Indmatec, a German company pioneering the processing of high performance polymeric materials such as PEEK (polytheretherketone), is in the process of undergoing biological qualification to add medical grade PEEK to its product line.
PEEK is already being used in the medical sector for 3D printing implants, guides, support structures and a range of devices used in complimenting invasive practices in medicine.
In the medical sector, PEEK offers unique mechanical properties, which make it similar to the characteristics of human bone than traditionally used metals. It is biocompatible, transparent under X-ray exposure and can be easily sterilized using different kinds of sterilizing tools without affecting its physical properties.
Building on the technical success from their PEEK filament and fused filament fabrication (FFF) 3D printer Indmatec has successfully print-tested their medical grade PEEK (Class IIa) material.
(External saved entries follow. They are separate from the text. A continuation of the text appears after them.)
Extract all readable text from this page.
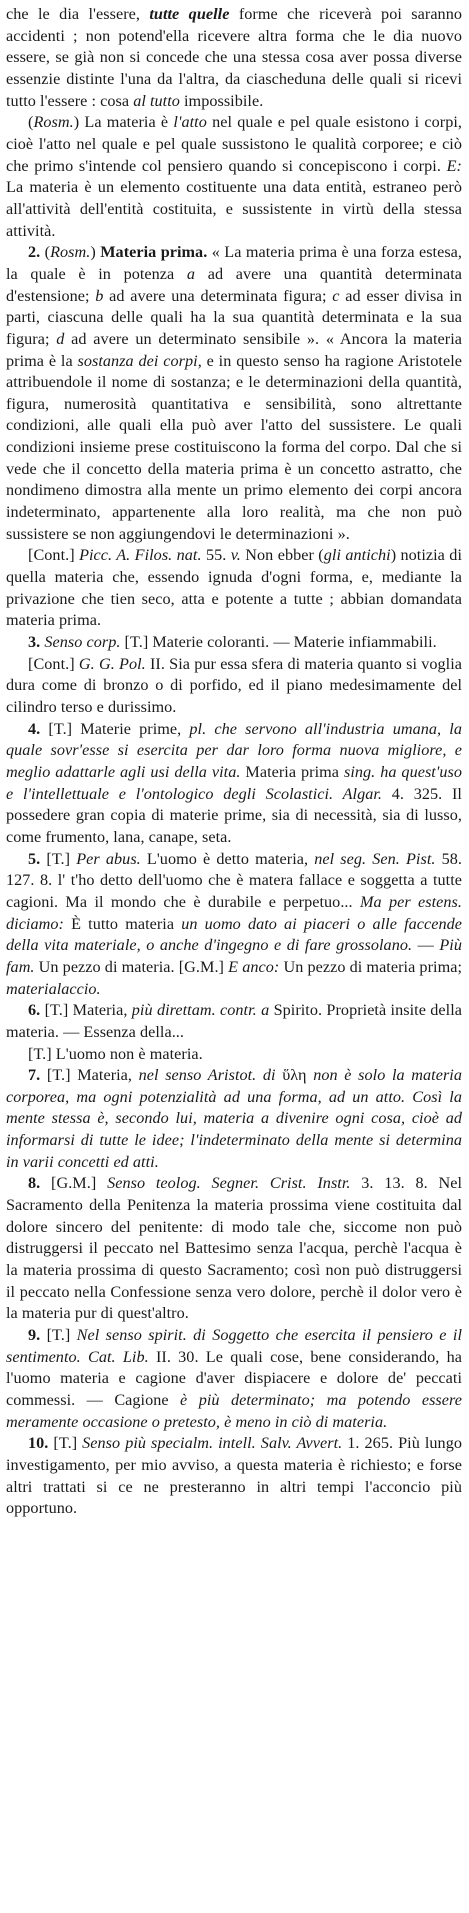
che le dia l'essere, tutte quelle forme che riceverà poi saranno accidenti ; non potend'ella ricevere altra forma che le dia nuovo essere, se già non si concede che una stessa cosa aver possa diverse essenzie distinte l'una da l'altra, da ciascheduna delle quali si ricevi tutto l'essere : cosa al tutto impossibile.

(Rosm.) La materia è l'atto nel quale e pel quale esistono i corpi, cioè l'atto nel quale e pel quale sussistono le qualità corporee; e ciò che primo s'intende col pensiero quando si concepiscono i corpi. E: La materia è un elemento costituente una data entità, estraneo però all'attività dell'entità costituita, e sussistente in virtù della stessa attività.

2. (Rosm.) Materia prima. « La materia prima è una forza estesa, la quale è in potenza a ad avere una quantità determinata d'estensione; b ad avere una determinata figura; c ad esser divisa in parti, ciascuna delle quali ha la sua quantità determinata e la sua figura; d ad avere un determinato sensibile ». « Ancora la materia prima è la sostanza dei corpi, e in questo senso ha ragione Aristotele attribuendole il nome di sostanza; e le determinazioni della quantità, figura, numerosità quantitativa e sensibilità, sono altrettante condizioni, alle quali ella può aver l'atto del sussistere. Le quali condizioni insieme prese costituiscono la forma del corpo. Dal che si vede che il concetto della materia prima è un concetto astratto, che nondimeno dimostra alla mente un primo elemento dei corpi ancora indeterminato, appartenente alla loro realità, ma che non può sussistere se non aggiungendovi le determinazioni ».

[Cont.] Picc. A. Filos. nat. 55. v. Non ebber (gli antichi) notizia di quella materia che, essendo ignuda d'ogni forma, e, mediante la privazione che tien seco, atta e potente a tutte ; abbian domandata materia prima.

3. Senso corp. [T.] Materie coloranti. — Materie infiammabili.

[Cont.] G. G. Pol. II. Sia pur essa sfera di materia quanto si voglia dura come di bronzo o di porfido, ed il piano medesimamente del cilindro terso e durissimo.

4. [T.] Materie prime, pl. che servono all'industria umana, la quale sovr'esse si esercita per dar loro forma nuova migliore, e meglio adattarle agli usi della vita. Materia prima sing. ha quest'uso e l'intellettuale e l'ontologico degli Scolastici. Algar. 4. 325. Il possedere gran copia di materie prime, sia di necessità, sia di lusso, come frumento, lana, canape, seta.

5. [T.] Per abus. L'uomo è detto materia, nel seg. Sen. Pist. 58. 127. 8. l' t'ho detto dell'uomo che è matera fallace e soggetta a tutte cagioni. Ma il mondo che è durabile e perpetuo... Ma per estens. diciamo: È tutto materia un uomo dato ai piaceri o alle faccende della vita materiale, o anche d'ingegno e di fare grossolano. — Più fam. Un pezzo di materia. [G.M.] E anco: Un pezzo di materia prima; materialaccio.

6. [T.] Materia, più direttam. contr. a Spirito. Proprietà insite della materia. — Essenza della...

[T.] L'uomo non è materia.

7. [T.] Materia, nel senso Aristot. di ὕλη non è solo la materia corporea, ma ogni potenzialità ad una forma, ad un atto. Così la mente stessa è, secondo lui, materia a divenire ogni cosa, cioè ad informarsi di tutte le idee; l'indeterminato della mente si determina in varii concetti ed atti.

8. [G.M.] Senso teolog. Segner. Crist. Instr. 3. 13. 8. Nel Sacramento della Penitenza la materia prossima viene costituita dal dolore sincero del penitente: di modo tale che, siccome non può distruggersi il peccato nel Battesimo senza l'acqua, perchè l'acqua è la materia prossima di questo Sacramento; così non può distruggersi il peccato nella Confessione senza vero dolore, perchè il dolor vero è la materia pur di quest'altro.

9. [T.] Nel senso spirit. di Soggetto che esercita il pensiero e il sentimento. Cat. Lib. II. 30. Le quali cose, bene considerando, ha l'uomo materia e cagione d'aver dispiacere e dolore de' peccati commessi. — Cagione è più determinato; ma potendo essere meramente occasione o pretesto, è meno in ciò di materia.

10. [T.] Senso più specialm. intell. Salv. Avvert. 1. 265. Più lungo investigamento, per mio avviso, a questa materia è richiesto; e forse altri trattati si ce ne presteranno in altri tempi l'acconcio più opportuno.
The material is currently undergoing a biological qualification test which if positive will offer Indmatec the confidence to market their medical grade PEEK. The company plans on launching the material within the first quarter of 2016. Their HPP 155 PEEK 3D printer first presented at the first Formnext edition in November 2015 is designed to allow for prototyping and the development of models in medical practice.
"With the medical sector being a difficult market to approach, when we began testing PEEK our focus was directed towards the engineering sector,” Prof. Dr. Brando Okolo, CEO of Indmatec GmbH, explained to TCT. “Then came surgeons, dentists, OEM's from the medical sector asking for if and when our technology would be ready for their industry. Lesson learnt: experts responsible for driving development should meet demands for a product, an idea, a technology or a service."
Indmatec technology and PEEK material are highly affordable compared to market conditions and exceed the quality expectations of end-users. Last year, the German company became the world’s first AM company to make PEEK filaments printable with the development of its FFF-printer, of which the second generation was launched in December, eliminating the amount of waste PEEK material found in alternative processes.